Writer Philip Roth: Everyman

Philip Roth was unmatched in his unflinching depiction of post-War America

May 24, 2018 12:02 am | Updated 10:26 am IST

Philip Roth, who has died at 85, was a titan of post-War literature — by some assessments, the greatest of his generation. Across more than 30 books, he chronicled the best and worst of America, looking things in the eye and telling it like it was, writing about flawed beings, their dreams and nightmares, sexual and other predicaments. Themes of betrayal, love and loss, alienation, the struggle between political correctness and the desire to let go of all inhibitions were common to his oeuvre. Together with Saul Bellow and John Updike, Roth was considered the unflinching observer of 20th century America. Steeped in acerbic humour, which increasingly turned black, several of his best novels, including the American trilogy ( American Pastoral , I Married a Communist and The Human Stain ) were written in a stunning late-career resurgence.

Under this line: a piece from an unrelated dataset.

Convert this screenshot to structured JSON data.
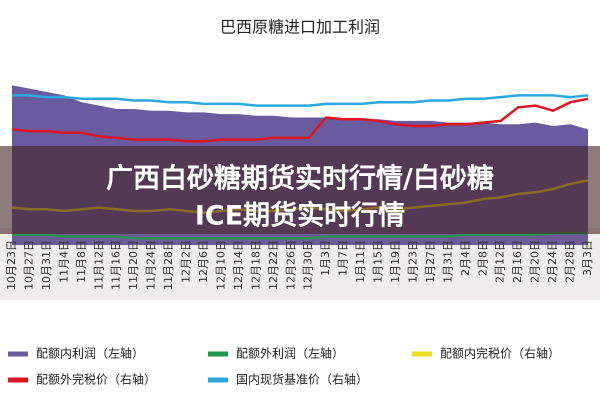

The Pulitzer Prize-winning Pastoral (1997) told the story of Seymour Irving Levov, a good, family man living the American dream, or so it seemed. These were the post-Second World War years, and by placing Seymour in this era, Roth critiqued the culture and politics of the time, leading up to the Vietnam war, with the sequels bringing the narrative arc up to the Clinton presidency. Nine of his novels featured his fictional alter-ego, Nathan Zuckerman ( The Ghost Writer , Zuckerman Unbound , Exit Ghost ), exploring almost every facet of his identity, from being Jewish to being a writer and a man. His “maleness” offended many readers, with his 1969 book Portnoy’s Complaint , about the young, middle-class, sex-obsessed Alexander Portnoy leaving critics happy and elders enraged. In 2012, Roth announced his retirement from writing. He said Nemesis (2010), about a polio epidemic in Newark, New Jersey, where he was born and which was the setting of many of his books, was his last. He said he had reread his favourite writers, Dostoevsky, Conrad, Hemingway, Bellow, and his own books, and thought he had had enough.

Writing on “behaviour in extreme situations” was Roth’s forte, tackling characters with “sheer playfulness and deadly seriousness”, recording “life, in all its shameless impurity”. His books can be classed under neat labels by the protagonist — Zuckerman, Roth ( The Facts , Patrimony , to name two), Kepesh ( The Breast , The Dying Animal ) — and the four novels under ‘Nemeses’ which includes Everyman , a searing tale of life and death. Asked which were his favourite books, Roth mentioned two, Sabbath’s Theater (1995), the story of Mickey Sabbath, who is 64 going on 17, antagonistic and libidinous, which several critics hated, and Pastoral . In the Trump era, or in a divisive world for that matter, it is impossible to read his reimagining of history in The Plot Against America — what if F.D. Roosevelt had lost in 1940 and white supremacist Charles Lindbergh had won? — and not be touched by its eerie foreboding.